The Response and Internal Mitigation
Dragos’ layered security approach and swift reaction prevented a more serious attack and offers a blueprint for other organizations to follow. The company investigated corporate security information and event management (SIEM) alerts, blocked the compromised account, and activated its incident response with their retainer. They also engaged a third-party monitoring, detection, and response (MDR) provider to manage incident-response efforts. Additionally, verbose system activity logs enabled the company to triage and quickly contain the security event. To prevent future attacks, the company has added a new verification step to strengthen the employee onboarding process, and they’ve expanded multi-step access approval to other critical systems.
Promoting Cyber Transparency
Dragos’ decision to publicly discuss the attack offers a lesson on how to defuse a security breach before it causes significant damage and aims to “de-stigmatize security events.” Security incidents have proven that no company, even ones that appear firmly locked down, is safe from attack, particularly with the current level of attackers’ sophistication when using social-engineering tactics.

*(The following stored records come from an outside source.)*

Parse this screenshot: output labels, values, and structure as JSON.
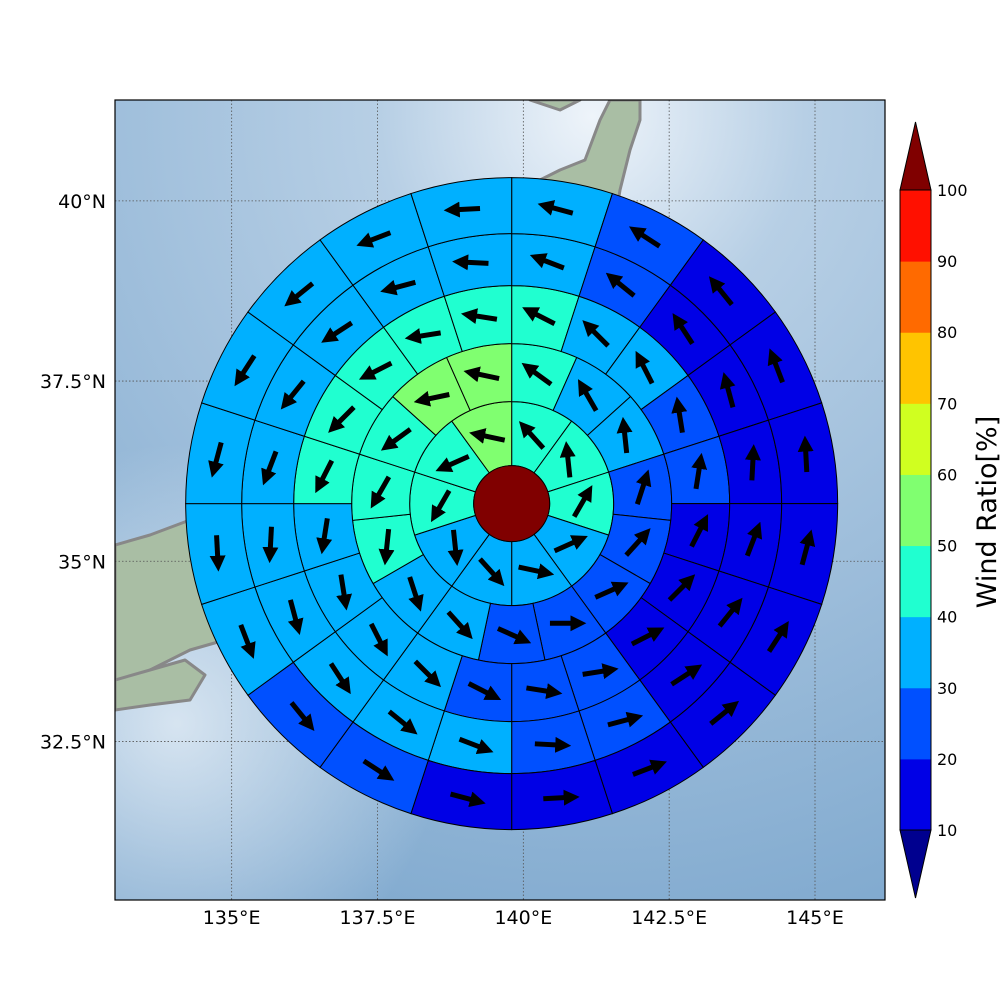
{
  "map": {
    "lon_range": [
      133.0,
      146.2
    ],
    "lat_range": [
      30.3,
      41.4
    ],
    "lon_ticks": [
      {
        "value": 135,
        "label": "135°E"
      },
      {
        "value": 137.5,
        "label": "137.5°E"
      },
      {
        "value": 140,
        "label": "140°E"
      },
      {
        "value": 142.5,
        "label": "142.5°E"
      },
      {
        "value": 145,
        "label": "145°E"
      }
    ],
    "lat_ticks": [
      {
        "value": 40,
        "label": "40°N"
      },
      {
        "value": 37.5,
        "label": "37.5°N"
      },
      {
        "value": 35,
        "label": "35°N"
      },
      {
        "value": 32.5,
        "label": "32.5°N"
      }
    ],
    "gridlines": true,
    "center": {
      "lon": 139.8,
      "lat": 35.8
    },
    "colors": {
      "ocean_light": "#cfe0ee",
      "ocean": "#86afd2",
      "land": "#a8bba0",
      "coast": "#888888",
      "grid": "#555555"
    }
  },
  "colorbar": {
    "label": "Wind Ratio[%]",
    "ticks": [
      "10",
      "20",
      "30",
      "40",
      "50",
      "60",
      "70",
      "80",
      "90",
      "100"
    ],
    "under_color": "#00008f",
    "over_color": "#800000",
    "level_colors": [
      "#0000e6",
      "#0050ff",
      "#00b0ff",
      "#20ffd0",
      "#80ff70",
      "#d0ff20",
      "#ffc400",
      "#ff6a00",
      "#ff1000"
    ]
  },
  "chart_data": {
    "type": "polar-sector-map",
    "levels": [
      10,
      20,
      30,
      40,
      50,
      60,
      70,
      80,
      90,
      100
    ],
    "center_value": 100,
    "rings": [
      {
        "ring": 1,
        "values": [
          40,
          40,
          40,
          30,
          30,
          30,
          30,
          40,
          40,
          50
        ]
      },
      {
        "ring": 2,
        "values": [
          40,
          30,
          30,
          20,
          20,
          20,
          20,
          20,
          30,
          30,
          40,
          40,
          40,
          50,
          50
        ]
      },
      {
        "ring": 3,
        "values": [
          40,
          30,
          30,
          20,
          20,
          10,
          10,
          10,
          20,
          20,
          20,
          30,
          30,
          30,
          30,
          40,
          40,
          40,
          40,
          40
        ]
      },
      {
        "ring": 4,
        "values": [
          30,
          20,
          10,
          10,
          10,
          10,
          10,
          10,
          20,
          20,
          30,
          30,
          30,
          30,
          30,
          30,
          30,
          30,
          30,
          30
        ]
      },
      {
        "ring": 5,
        "values": [
          30,
          20,
          10,
          10,
          10,
          10,
          10,
          10,
          10,
          10,
          10,
          20,
          20,
          30,
          30,
          30,
          30,
          30,
          30,
          30
        ]
      }
    ]
  }
}
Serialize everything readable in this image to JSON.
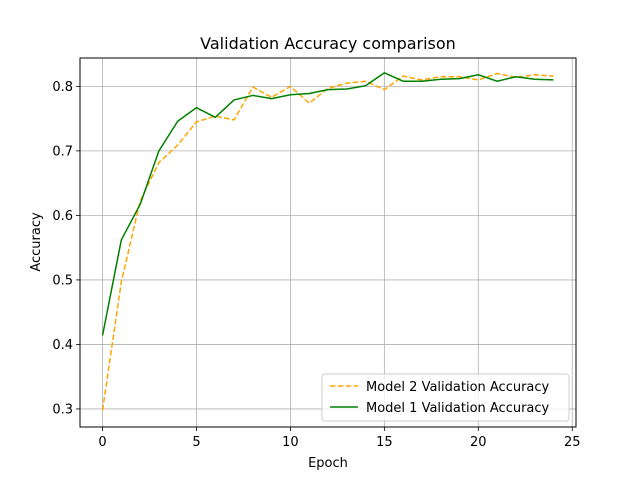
{
  "chart_data": {
    "type": "line",
    "title": "Validation Accuracy comparison",
    "xlabel": "Epoch",
    "ylabel": "Accuracy",
    "xlim": [
      -1.2,
      25.2
    ],
    "ylim": [
      0.272,
      0.844
    ],
    "xticks": [
      0,
      5,
      10,
      15,
      20,
      25
    ],
    "yticks": [
      0.3,
      0.4,
      0.5,
      0.6,
      0.7,
      0.8
    ],
    "grid": true,
    "legend_position": "lower-right",
    "x": [
      0,
      1,
      2,
      3,
      4,
      5,
      6,
      7,
      8,
      9,
      10,
      11,
      12,
      13,
      14,
      15,
      16,
      17,
      18,
      19,
      20,
      21,
      22,
      23,
      24
    ],
    "series": [
      {
        "name": "Model 2 Validation Accuracy",
        "color": "#ffa500",
        "dash": "dashed",
        "values": [
          0.298,
          0.497,
          0.622,
          0.682,
          0.709,
          0.745,
          0.754,
          0.748,
          0.799,
          0.783,
          0.8,
          0.774,
          0.797,
          0.805,
          0.808,
          0.795,
          0.816,
          0.81,
          0.815,
          0.815,
          0.81,
          0.82,
          0.814,
          0.818,
          0.816
        ]
      },
      {
        "name": "Model 1 Validation Accuracy",
        "color": "#008000",
        "dash": "solid",
        "values": [
          0.414,
          0.562,
          0.617,
          0.7,
          0.746,
          0.767,
          0.752,
          0.779,
          0.786,
          0.781,
          0.787,
          0.789,
          0.795,
          0.796,
          0.801,
          0.821,
          0.808,
          0.808,
          0.811,
          0.812,
          0.818,
          0.808,
          0.815,
          0.811,
          0.81
        ]
      }
    ]
  }
}
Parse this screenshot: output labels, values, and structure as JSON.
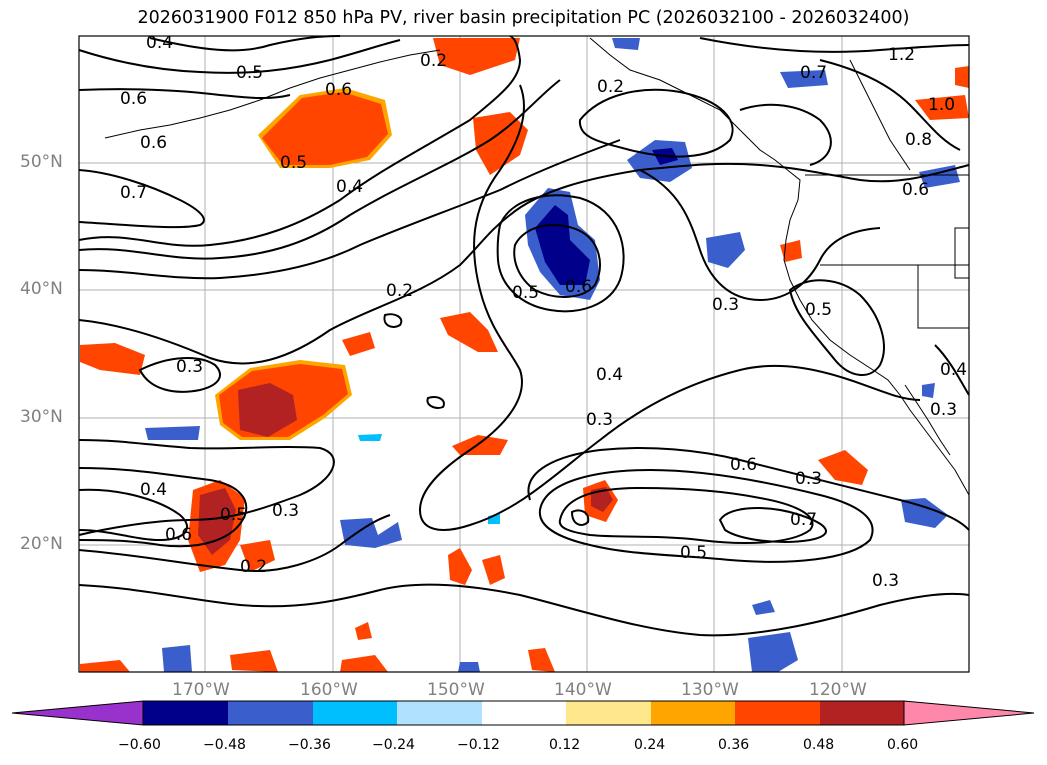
{
  "title": "2026031900 F012 850 hPa PV, river basin precipitation PC (2026032100 - 2026032400)",
  "lat_labels": [
    "50°N",
    "40°N",
    "30°N",
    "20°N"
  ],
  "lon_labels": [
    "170°W",
    "160°W",
    "150°W",
    "140°W",
    "130°W",
    "120°W"
  ],
  "contour_labels": [
    "0.4",
    "0.5",
    "0.6",
    "0.6",
    "0.5",
    "0.7",
    "0.4",
    "0.2",
    "0.3",
    "0.4",
    "0.3",
    "0.4",
    "0.6",
    "0.5",
    "0.3",
    "0.7",
    "0.5",
    "0.3",
    "0.2",
    "0.6",
    "0.5",
    "0.6",
    "0.2",
    "0.3",
    "0.5",
    "0.6",
    "1.2",
    "0.7",
    "1.0",
    "0.8",
    "0.6",
    "0.4",
    "0.3",
    "0.3",
    "0.2"
  ],
  "colorbar": {
    "ticks": [
      "−0.60",
      "−0.48",
      "−0.36",
      "−0.24",
      "−0.12",
      "0.12",
      "0.24",
      "0.36",
      "0.48",
      "0.60"
    ],
    "colors": [
      "#9932cc",
      "#00008b",
      "#3a5fcd",
      "#00bfff",
      "#b0e2ff",
      "#ffffff",
      "#ffe88c",
      "#ffa500",
      "#ff4500",
      "#b22222",
      "#ff88aa"
    ]
  }
}
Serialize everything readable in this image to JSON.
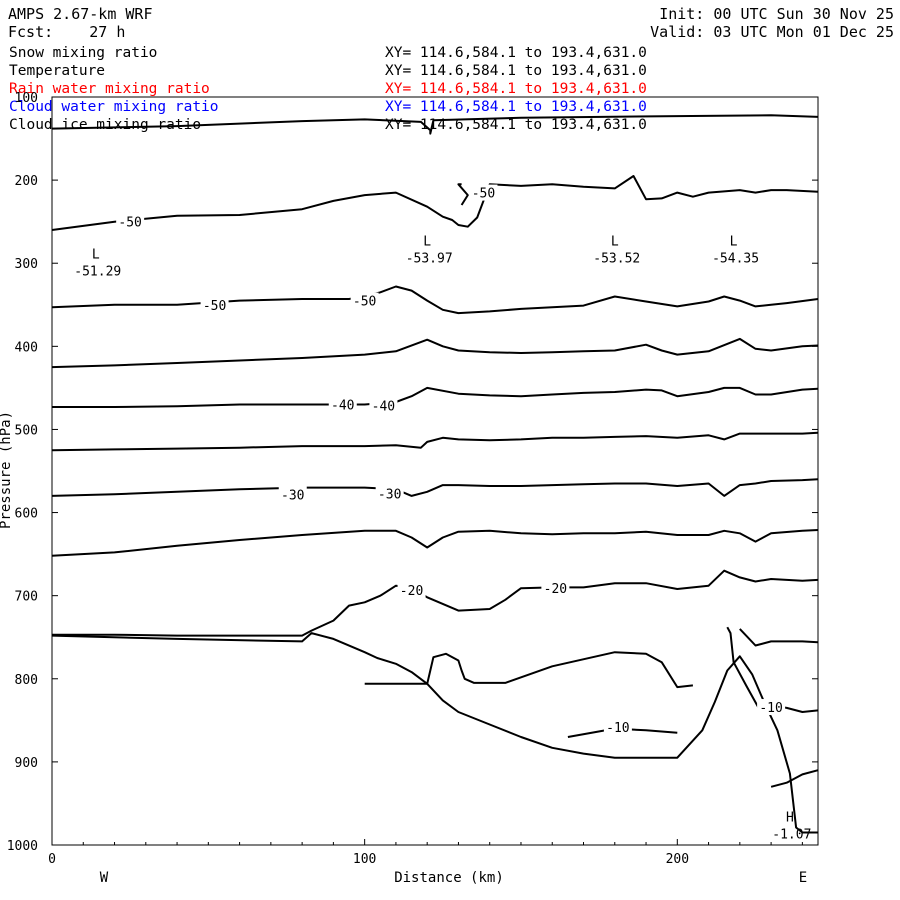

Cyber-Resilience Advice for Other Organizations
To avoid similar attacks, Dragos recommends hardening identity and access management infrastructure and processes, implementing separation of duties, and applying the principle of least privilege to all systems and services, and implementing multifactor authentication wherever possible. Other steps include applying explicit blocks for known bad IP addresses, scrutinizing incoming emails for typical phishing triggers, and continuously monitoring security.
Conclusion
Dragos’ successful defense against a ransomware attack offers valuable lessons for other organizations to follow. Cybersecurity is essential to every organization looking for cyber resilience, and implementing robust security measures and having reliable incident response playbooks in place is vital in defending against cyber threats.